Unify the way of how a Subject it's associated with the topic
eliax1996 opened this issue · 0 comments
Issue Description
Current Status
Let's clarify the required definitions to understand the issue properly:
- Topic: This is a mechanism used by Kafka to group different messages.
- Schema: It's a description of the structure that a message must adhere to.
- Subject: An entity required by the Schema Registry to establish a relationship between a schema and a topic. It's used to check the right to publish a specific messages in a topic.
The expected flow, given the entities introduced above, is as follows:
- We expect the user to create a schema.
- The user should register the schema with a specific topic using a designated Subject.
- The user should register a message with a specific topic using a certain Subject.
- This implies verifying that the Subject is allowed/registered to publish to a particular topic.
- It also involves verifying that the message structure complies with the schema associated with the entity.
To summarize the types of relationships we could have:
- One topic could be associated with one or more subjects.
- One subject could be associated with one or more topics.
- One subject is always associated with one schema.
To calculate the subject deterministically, we need:
- The policy name (an enum representing how we calculate the subject from the provided inputs, listed here).
- The topic name.
- The record name (the namespace of the record).

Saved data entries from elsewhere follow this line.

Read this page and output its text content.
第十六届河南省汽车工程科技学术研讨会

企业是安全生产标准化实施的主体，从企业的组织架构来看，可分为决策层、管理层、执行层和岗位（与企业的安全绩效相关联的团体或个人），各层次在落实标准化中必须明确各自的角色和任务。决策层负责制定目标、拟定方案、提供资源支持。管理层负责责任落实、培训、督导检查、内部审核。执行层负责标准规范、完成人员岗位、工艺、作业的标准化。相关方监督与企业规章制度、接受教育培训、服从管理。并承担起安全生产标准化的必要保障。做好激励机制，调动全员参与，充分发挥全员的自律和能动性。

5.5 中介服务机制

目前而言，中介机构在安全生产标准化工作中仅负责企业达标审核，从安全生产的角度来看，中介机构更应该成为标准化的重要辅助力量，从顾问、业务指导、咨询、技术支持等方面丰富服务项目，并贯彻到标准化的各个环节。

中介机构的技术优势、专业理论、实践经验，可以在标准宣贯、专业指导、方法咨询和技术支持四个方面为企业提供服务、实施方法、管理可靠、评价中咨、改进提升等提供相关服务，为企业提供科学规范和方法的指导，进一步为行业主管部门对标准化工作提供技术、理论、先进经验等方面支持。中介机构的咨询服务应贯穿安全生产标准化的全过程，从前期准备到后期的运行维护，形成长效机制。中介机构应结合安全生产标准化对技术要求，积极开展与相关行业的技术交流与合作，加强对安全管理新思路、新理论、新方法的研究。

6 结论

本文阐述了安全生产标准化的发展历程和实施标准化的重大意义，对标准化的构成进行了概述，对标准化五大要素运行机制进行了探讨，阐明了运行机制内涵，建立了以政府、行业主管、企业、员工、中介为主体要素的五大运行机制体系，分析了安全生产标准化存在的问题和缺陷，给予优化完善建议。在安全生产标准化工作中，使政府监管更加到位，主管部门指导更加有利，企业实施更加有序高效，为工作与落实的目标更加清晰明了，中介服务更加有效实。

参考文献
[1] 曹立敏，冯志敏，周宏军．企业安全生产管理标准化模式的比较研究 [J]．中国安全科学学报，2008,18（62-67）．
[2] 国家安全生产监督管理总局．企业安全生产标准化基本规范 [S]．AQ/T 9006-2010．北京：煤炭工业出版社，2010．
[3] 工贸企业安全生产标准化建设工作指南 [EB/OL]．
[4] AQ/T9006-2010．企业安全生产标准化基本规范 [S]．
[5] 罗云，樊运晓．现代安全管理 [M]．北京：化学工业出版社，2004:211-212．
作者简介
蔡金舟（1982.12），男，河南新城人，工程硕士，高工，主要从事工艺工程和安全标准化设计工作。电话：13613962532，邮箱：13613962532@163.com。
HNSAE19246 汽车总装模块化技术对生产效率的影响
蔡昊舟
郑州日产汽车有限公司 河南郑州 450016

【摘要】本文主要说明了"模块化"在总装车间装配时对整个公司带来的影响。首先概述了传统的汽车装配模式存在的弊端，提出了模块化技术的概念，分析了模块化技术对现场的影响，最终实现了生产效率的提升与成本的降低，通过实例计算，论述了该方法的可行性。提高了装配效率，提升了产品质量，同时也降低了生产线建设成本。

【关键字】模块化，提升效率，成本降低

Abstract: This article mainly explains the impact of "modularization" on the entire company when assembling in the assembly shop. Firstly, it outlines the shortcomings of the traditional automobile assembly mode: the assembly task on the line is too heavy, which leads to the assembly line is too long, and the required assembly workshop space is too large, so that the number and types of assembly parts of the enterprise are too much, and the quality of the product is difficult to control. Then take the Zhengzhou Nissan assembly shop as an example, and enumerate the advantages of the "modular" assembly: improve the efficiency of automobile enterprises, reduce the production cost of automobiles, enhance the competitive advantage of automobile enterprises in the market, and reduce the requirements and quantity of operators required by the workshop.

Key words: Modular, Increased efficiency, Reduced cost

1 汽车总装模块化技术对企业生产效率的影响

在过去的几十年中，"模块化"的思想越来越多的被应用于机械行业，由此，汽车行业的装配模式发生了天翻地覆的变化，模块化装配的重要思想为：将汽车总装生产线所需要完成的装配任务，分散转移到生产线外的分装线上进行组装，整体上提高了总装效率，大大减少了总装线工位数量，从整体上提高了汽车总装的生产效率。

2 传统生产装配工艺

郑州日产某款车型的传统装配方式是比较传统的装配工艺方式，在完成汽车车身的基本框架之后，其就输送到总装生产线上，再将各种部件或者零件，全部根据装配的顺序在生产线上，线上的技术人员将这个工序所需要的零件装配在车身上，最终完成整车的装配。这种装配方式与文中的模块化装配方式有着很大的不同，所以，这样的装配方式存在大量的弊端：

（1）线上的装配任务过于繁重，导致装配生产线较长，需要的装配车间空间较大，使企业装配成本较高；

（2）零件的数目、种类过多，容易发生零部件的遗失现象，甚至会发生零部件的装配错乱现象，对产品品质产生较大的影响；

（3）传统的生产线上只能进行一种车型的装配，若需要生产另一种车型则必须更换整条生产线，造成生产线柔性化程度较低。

- A prefix for the subject (used to differentiate between key and value schemas, particularly in the
PROTOBUF
case).
Current Issue
Currently, we have only one policy to associate a Subject
with a topic, known as topic_name
. This strategy is used to calculate the subject for a given schema.

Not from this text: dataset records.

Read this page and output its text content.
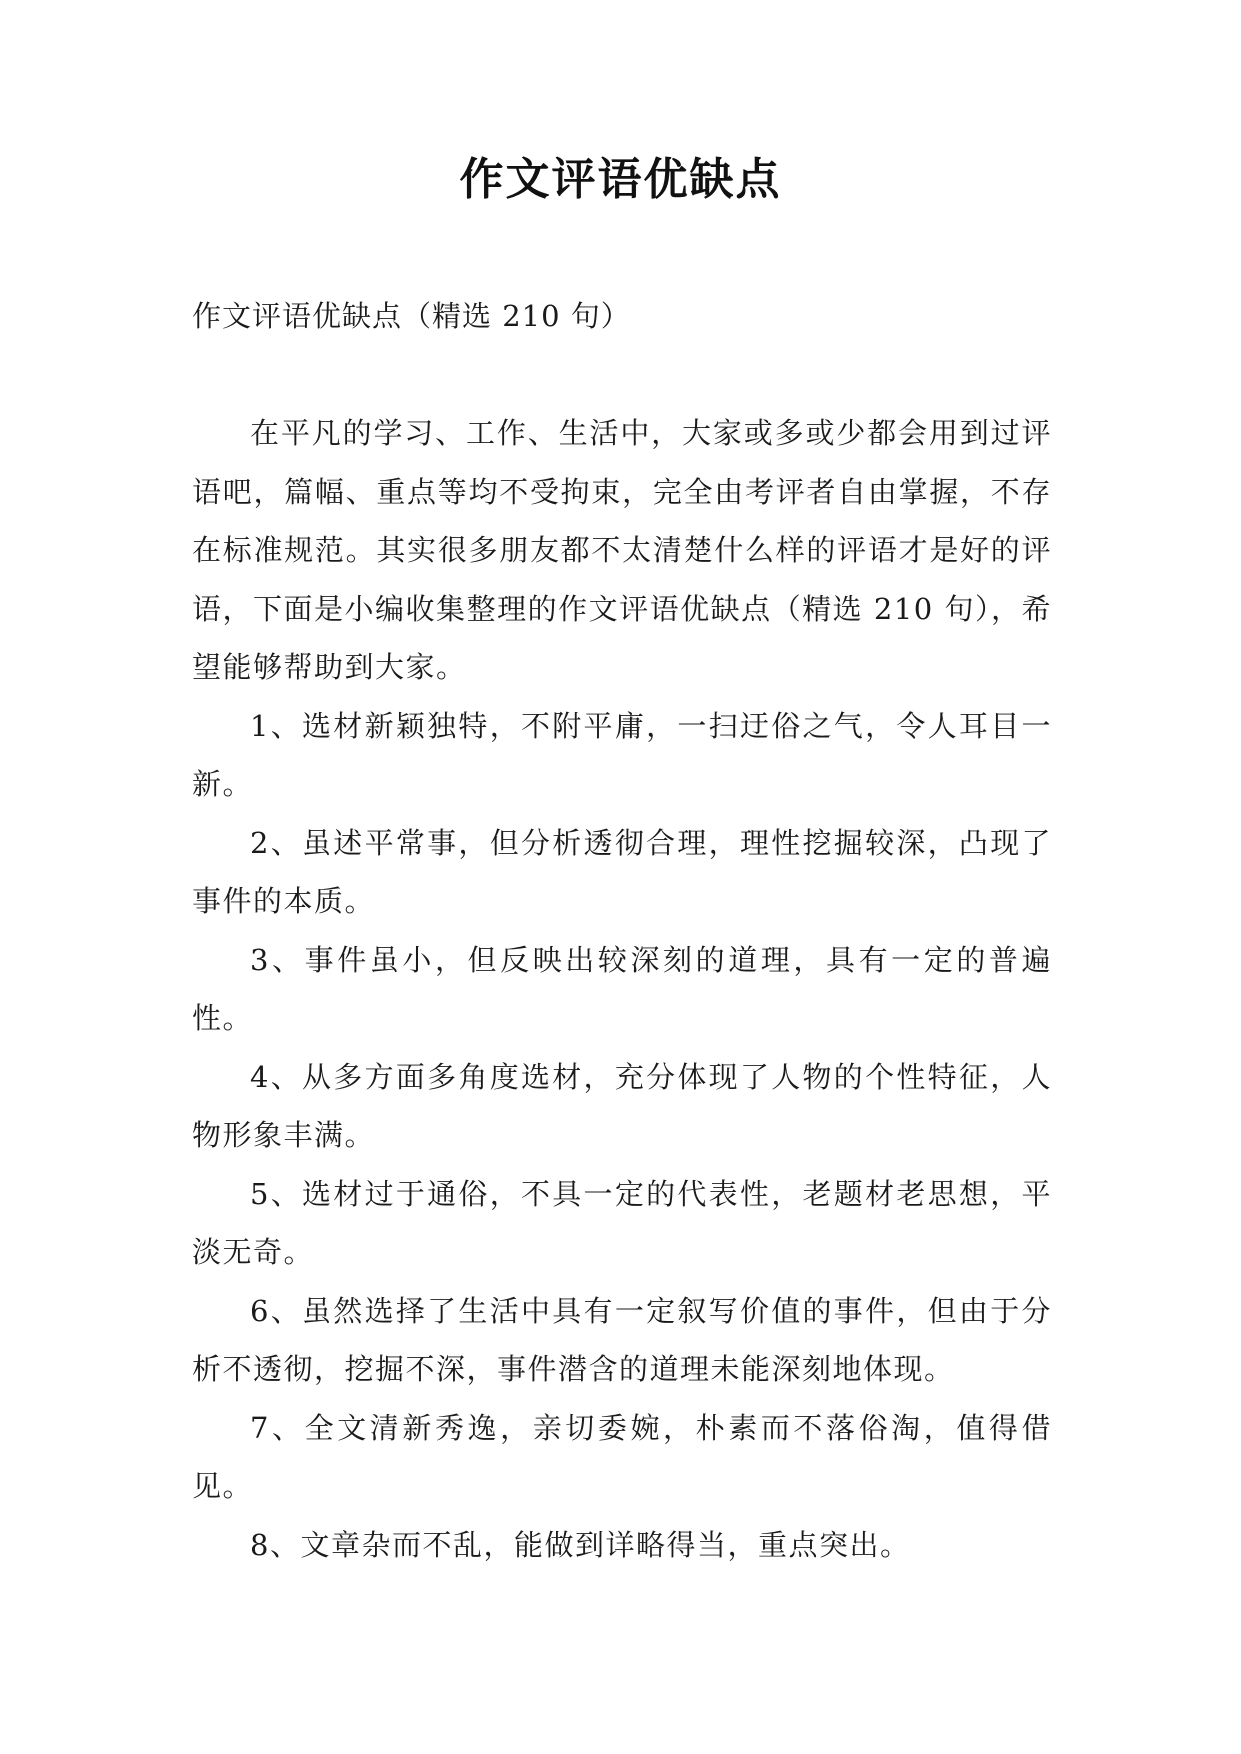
作文评语优缺点
作文评语优缺点（精选 210 句）

在平凡的学习、工作、生活中，大家或多或少都会用到过评语吧，篇幅、重点等均不受拘束，完全由考评者自由掌握，不存在标准规范。其实很多朋友都不太清楚什么样的评语才是好的评语，下面是小编收集整理的作文评语优缺点（精选 210 句），希望能够帮助到大家。

1、选材新颖独特，不附平庸，一扫迂俗之气，令人耳目一新。

2、虽述平常事，但分析透彻合理，理性挖掘较深，凸现了事件的本质。

3、事件虽小，但反映出较深刻的道理，具有一定的普遍性。

4、从多方面多角度选材，充分体现了人物的个性特征，人物形象丰满。

5、选材过于通俗，不具一定的代表性，老题材老思想，平淡无奇。

6、虽然选择了生活中具有一定叙写价值的事件，但由于分析不透彻，挖掘不深，事件潜含的道理未能深刻地体现。

7、全文清新秀逸，亲切委婉，朴素而不落俗淘，值得借见。

8、文章杂而不乱，能做到详略得当，重点突出。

With this specific policy, the relationship between topic <-> schema <-> subject
is bi-directional (i.e., these entities have a one-to-one relationship). Therefore, given the topic and the schema, we can automatically compute the associated subject.
We use this property to enable users to produce messages by providing only the schema ID as a parameter, instead of the entire schema. This allows us to retrieve the schema based on its ID, calculate the unique associated subject, and check if the subject is registered for the targeted schema.

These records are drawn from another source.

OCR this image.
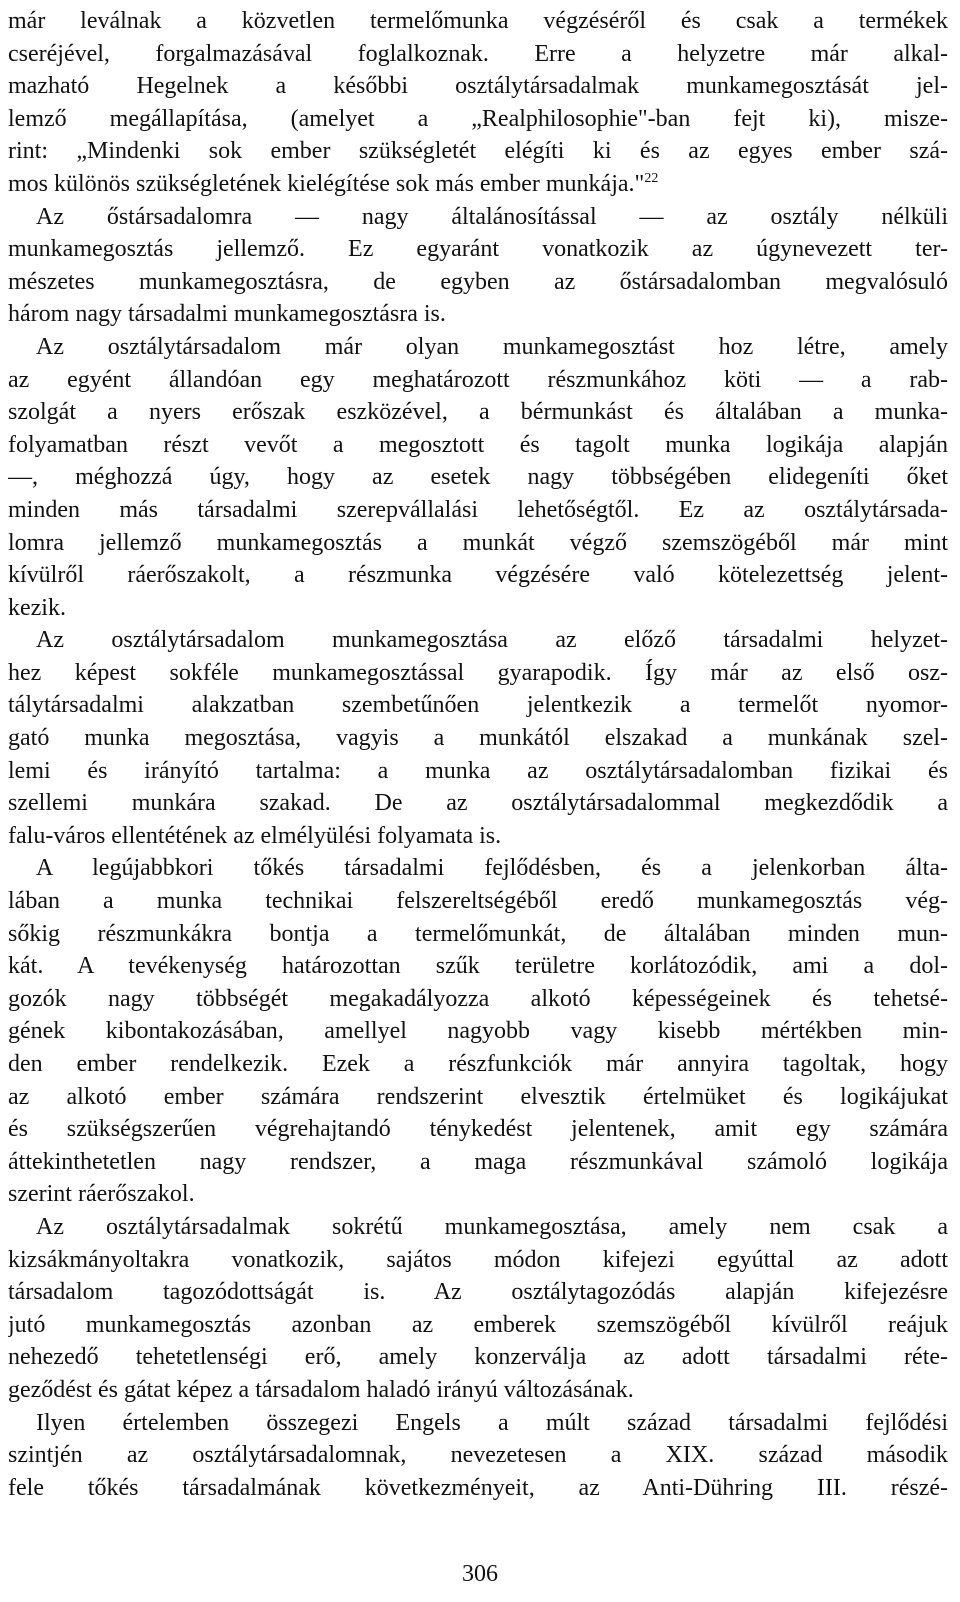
már leválnak a közvetlen termelőmunka végzéséről és csak a termékek
cseréjével, forgalmazásával foglalkoznak. Erre a helyzetre már alkal-
mazható Hegelnek a későbbi osztálytársadalmak munkamegosztását jel-
lemző megállapítása, (amelyet a „Realphilosophie"-ban fejt ki), misze-
rint: „Mindenki sok ember szükségletét elégíti ki és az egyes ember szá-
mos különös szükségletének kielégítése sok más ember munkája."$^{22}$
Az őstársadalomra — nagy általánosítással — az osztály nélküli
munkamegosztás jellemző. Ez egyaránt vonatkozik az úgynevezett ter-
mészetes munkamegosztásra, de egyben az őstársadalomban megvalósuló
három nagy társadalmi munkamegosztásra is.
Az osztálytársadalom már olyan munkamegosztást hoz létre, amely
az egyént állandóan egy meghatározott részmunkához köti — a rab-
szolgát a nyers erőszak eszközével, a bérmunkást és általában a munka-
folyamatban részt vevőt a megosztott és tagolt munka logikája alapján
—, méghozzá úgy, hogy az esetek nagy többségében elidegeníti őket
minden más társadalmi szerepvállalási lehetőségtől. Ez az osztálytársada-
lomra jellemző munkamegosztás a munkát végző szemszögéből már mint
kívülről ráerőszakolt, a részmunka végzésére való kötelezettség jelent-
kezik.
Az osztálytársadalom munkamegosztása az előző társadalmi helyzet-
hez képest sokféle munkamegosztással gyarapodik. Így már az első osz-
tálytársadalmi alakzatban szembetűnően jelentkezik a termelőt nyomor-
gató munka megosztása, vagyis a munkától elszakad a munkának szel-
lemi és irányító tartalma: a munka az osztálytársadalomban fizikai és
szellemi munkára szakad. De az osztálytársadalommal megkezdődik a
falu-város ellentétének az elmélyülési folyamata is.
A legújabbkori tőkés társadalmi fejlődésben, és a jelenkorban álta-
lában a munka technikai felszereltségéből eredő munkamegosztás vég-
sőkig részmunkákra bontja a termelőmunkát, de általában minden mun-
kát. A tevékenység határozottan szűk területre korlátozódik, ami a dol-
gozók nagy többségét megakadályozza alkotó képességeinek és tehetsé-
gének kibontakozásában, amellyel nagyobb vagy kisebb mértékben min-
den ember rendelkezik. Ezek a részfunkciók már annyira tagoltak, hogy
az alkotó ember számára rendszerint elvesztik értelmüket és logikájukat
és szükségszerűen végrehajtandó ténykedést jelentenek, amit egy számára
áttekinthetetlen nagy rendszer, a maga részmunkával számoló logikája
szerint ráerőszakol.
Az osztálytársadalmak sokrétű munkamegosztása, amely nem csak a
kizsákmányoltakra vonatkozik, sajátos módon kifejezi egyúttal az adott
társadalom tagozódottságát is. Az osztálytagozódás alapján kifejezésre
jutó munkamegosztás azonban az emberek szemszögéből kívülről reájuk
nehezedő tehetetlenségi erő, amely konzerválja az adott társadalmi réte-
geződést és gátat képez a társadalom haladó irányú változásának.
Ilyen értelemben összegezi Engels a múlt század társadalmi fejlődési
szintjén az osztálytársadalomnak, nevezetesen a XIX. század második
fele tőkés társadalmának következményeit, az Anti-Dühring III. részé-
306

This approach works well for all cases except for Protobuf. Currently, we query the database for the schema and check if it's associated with the targeted topic, without verifying whether it's registered as a key or a value schema (meaning a user can switch between key and value by simply using the schema body). This issue needs to be addressed.
A more long-term design problem is that this property holds true only when the strategy is topic_name
. In the future, we need to ensure that before proceeding with message production by providing only schema IDs, we should check if the subject can be directly computed or if we also need the schema (for the record_name
strategy or the topic_record_name
strategy).
A more general solution would be to formalize the Subject object and assign it an ID.
This way, even if the relationship between subject and schema is not unique, we can directly verify if the subject is allowed and if the message structure complies with the schema by retrieving the subject from the database and then obtaining the associated schema using the subject ID.